In Fairmont Public Schools, secondary students will move to a hybrid learning format starting Monday.  Elementary students will continue to attend school each day.  The district says they’ll operate in that manner “until further notice.”

Martin County’s case rate per 10,000 people increased from 13 to 18 when the latest reports came out Thursday.  The Minnesota Department of Health recommends hybrid learning for secondary students and in-person learning for elementary students for counties with case rates from 10 to 19.

In St. James, school officials announced that high school and middle school students would switch to remote learning on September 28.  “The reality of our situation is that we have been sending members of our learning community home for quarantine and isolation at an increasing rate over the past two weeks,” a letter from Superintendent Dr. Steven Hall said.

Hall said Northside elementary students will remain on a hybrid schedule, but cautioned parents that COVID-19 numbers are getting close to Northside moving their model.

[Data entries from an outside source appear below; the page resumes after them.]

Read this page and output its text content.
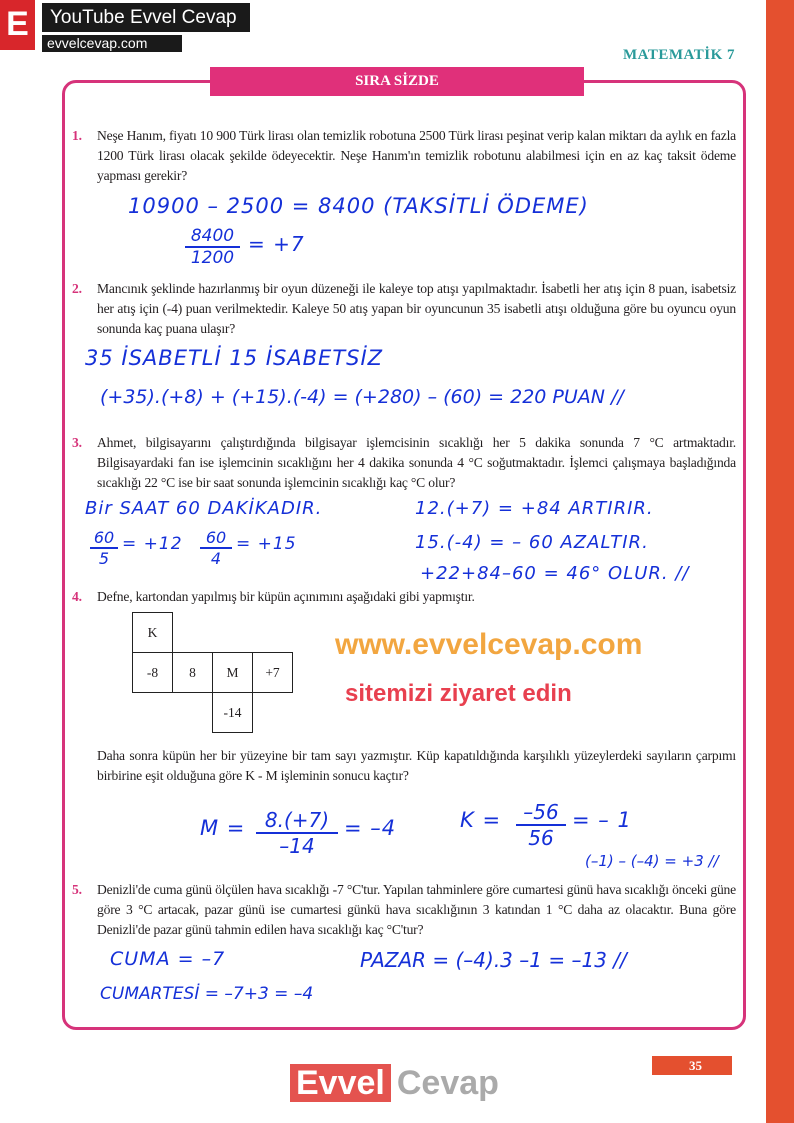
E	YouTube Evvel Cevap
evvelcevap.com
MATEMATİK 7
SIRA SİZDE
www.evvelcevap.com
sitemizi ziyaret edin
1. Neşe Hanım, fiyatı 10 900 Türk lirası olan temizlik robotuna 2500 Türk lirası peşinat verip kalan miktarı da aylık en fazla 1200 Türk lirası olacak şekilde ödeyecektir. Neşe Hanım'ın temizlik robotunu alabilmesi için en az kaç taksit ödeme yapması gerekir?
2. Mancınık şeklinde hazırlanmış bir oyun düzeneği ile kaleye top atışı yapılmaktadır. İsabetli her atış için 8 puan, isabetsiz her atış için (-4) puan verilmektedir. Kaleye 50 atış yapan bir oyuncunun 35 isabetli atışı olduğuna göre bu oyuncu oyun sonunda kaç puana ulaşır?
3. Ahmet, bilgisayarını çalıştırdığında bilgisayar işlemcisinin sıcaklığı her 5 dakika sonunda 7 °C artmaktadır. Bilgisayardaki fan ise işlemcinin sıcaklığını her 4 dakika sonunda 4 °C soğutmaktadır. İşlemci çalışmaya başladığında sıcaklığı 22 °C ise bir saat sonunda işlemcinin sıcaklığı kaç °C olur?
4. Defne, kartondan yapılmış bir küpün açınımını aşağıdaki gibi yapmıştır.
Daha sonra küpün her bir yüzeyine bir tam sayı yazmıştır. Küp kapatıldığında karşılıklı yüzeylerdeki sayıların çarpımı birbirine eşit olduğuna göre K - M işleminin sonucu kaçtır?
5. Denizli'de cuma günü ölçülen hava sıcaklığı -7 °C'tur. Yapılan tahminlere göre cumartesi günü hava sıcaklığı önceki güne göre 3 °C artacak, pazar günü ise cumartesi günkü hava sıcaklığının 3 katından 1 °C daha az olacaktır. Buna göre Denizli'de pazar günü tahmin edilen hava sıcaklığı kaç °C'tur?
K			
-8	8	M	+7
		-14	
10900 – 2500 = 8400 (TAKSİTLİ ÖDEME)
$\frac{8400}{1200} = +7$
35 İSABETLİ 15 İSABETSİZ
(+35).(+8) + (+15).(-4) = (+280) – (60) = 220 PUAN //
Bir SAAT 60 DAKİKADIR.	12.(+7) = +84 ARTIRIR.
$\frac{60}{5} = +12 \frac{60}{4} = +15$	15.(-4) = – 60 AZALTIR.
+22+84–60 = 46° OLUR. //
$M = \frac{8.(+7)}{-14} = -4$	$K = \frac{-56}{56}$ = – 1
(–1) – (–4) = +3 //
CUMA = –7	PAZAR = (–4).3 –1 = –13 //
CUMARTESİ = –7+3 = –4
35
Evvel Cevap
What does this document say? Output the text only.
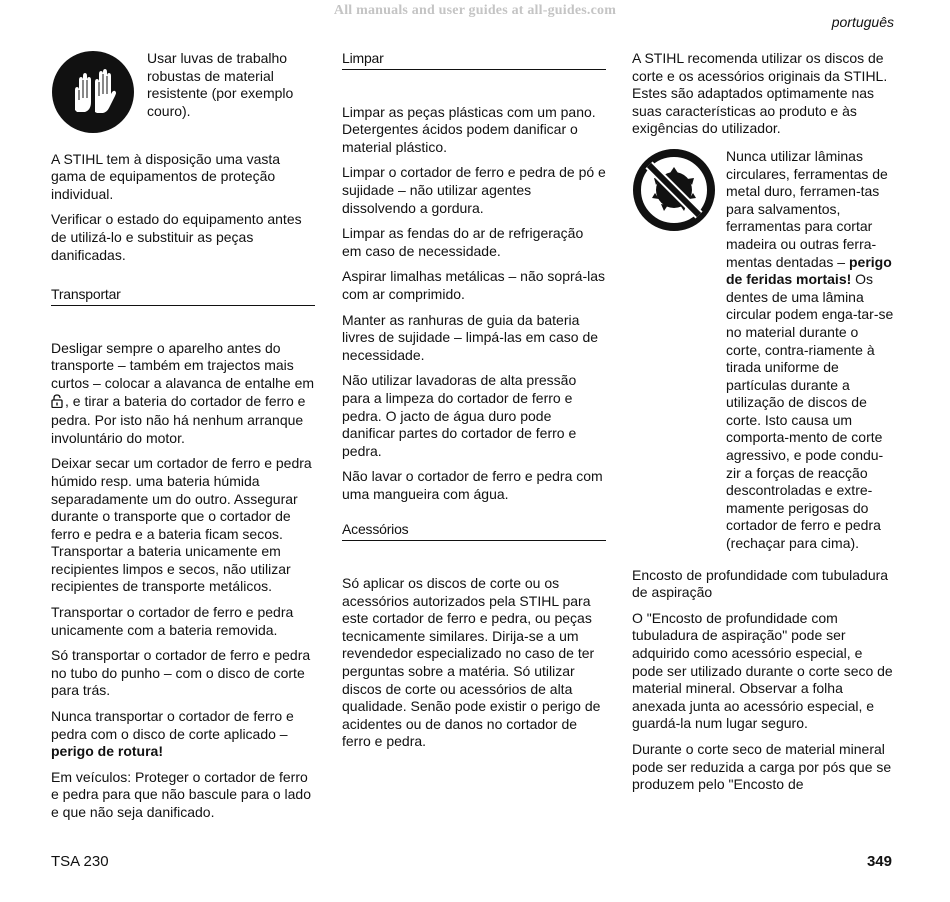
All manuals and user guides at all-guides.com
português
Usar luvas de trabalho robustas de material resistente (por exemplo couro).

A STIHL tem à disposição uma vasta gama de equipamentos de proteção individual.

Verificar o estado do equipamento antes de utilizá-lo e substituir as peças danificadas.

Transportar

Desligar sempre o aparelho antes do transporte – também em trajectos mais curtos – colocar a alavanca de entalhe em , e tirar a bateria do cortador de ferro e pedra. Por isto não há nenhum arranque involuntário do motor.

Deixar secar um cortador de ferro e pedra húmido resp. uma bateria húmida separadamente um do outro. Assegurar durante o transporte que o cortador de ferro e pedra e a bateria ficam secos. Transportar a bateria unicamente em recipientes limpos e secos, não utilizar recipientes de transporte metálicos.

Transportar o cortador de ferro e pedra unicamente com a bateria removida.

Só transportar o cortador de ferro e pedra no tubo do punho – com o disco de corte para trás.

Nunca transportar o cortador de ferro e pedra com o disco de corte aplicado – perigo de rotura!

Em veículos: Proteger o cortador de ferro e pedra para que não bascule para o lado e que não seja danificado.

Limpar

Limpar as peças plásticas com um pano. Detergentes ácidos podem danificar o material plástico.

Limpar o cortador de ferro e pedra de pó e sujidade – não utilizar agentes dissolvendo a gordura.

Limpar as fendas do ar de refrigeração em caso de necessidade.

Aspirar limalhas metálicas – não soprá-las com ar comprimido.

Manter as ranhuras de guia da bateria livres de sujidade – limpá-las em caso de necessidade.

Não utilizar lavadoras de alta pressão para a limpeza do cortador de ferro e pedra. O jacto de água duro pode danificar partes do cortador de ferro e pedra.

Não lavar o cortador de ferro e pedra com uma mangueira com água.

Acessórios

Só aplicar os discos de corte ou os acessórios autorizados pela STIHL para este cortador de ferro e pedra, ou peças tecnicamente similares. Dirija-se a um revendedor especializado no caso de ter perguntas sobre a matéria. Só utilizar discos de corte ou acessórios de alta qualidade. Senão pode existir o perigo de acidentes ou de danos no cortador de ferro e pedra.

A STIHL recomenda utilizar os discos de corte e os acessórios originais da STIHL. Estes são adaptados optimamente nas suas características ao produto e às exigências do utilizador.

Nunca utilizar lâminas circulares, ferramentas de metal duro, ferramen-tas para salvamentos, ferramentas para cortar madeira ou outras ferra-mentas dentadas – perigo de feridas mortais! Os dentes de uma lâmina circular podem enga-tar-se no material durante o corte, contra-riamente à tirada uniforme de partículas durante a utilização de discos de corte. Isto causa um comporta-mento de corte agressivo, e pode condu-zir a forças de reacção descontroladas e extre-mamente perigosas do cortador de ferro e pedra (rechaçar para cima).

Encosto de profundidade com tubuladura de aspiração

O "Encosto de profundidade com tubuladura de aspiração" pode ser adquirido como acessório especial, e pode ser utilizado durante o corte seco de material mineral. Observar a folha anexada junta ao acessório especial, e guardá-la num lugar seguro.

Durante o corte seco de material mineral pode ser reduzida a carga por pós que se produzem pelo "Encosto de

TSA 230	349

Hall says the school district can’t give an estimated amount of time that the numbers will be low enough to once again move the high school and middle school back to the hybrid model. “The guidance indicates that we would need to see three weeks of the 14-day case number in the mid-to-low twenties,” he said.

Watonwan County’s case rate per 10,000 people went from 45 to 44 last week, according to the latest report from the Minnesota Department of Health.

The superintendent closed his letter by asking people associated with the St. James learning community to be diligent in safe practices during the pandemic.

“We are are our solution to preventing the spread within out community and reopening and maintaining our schools for our children,” Hall said.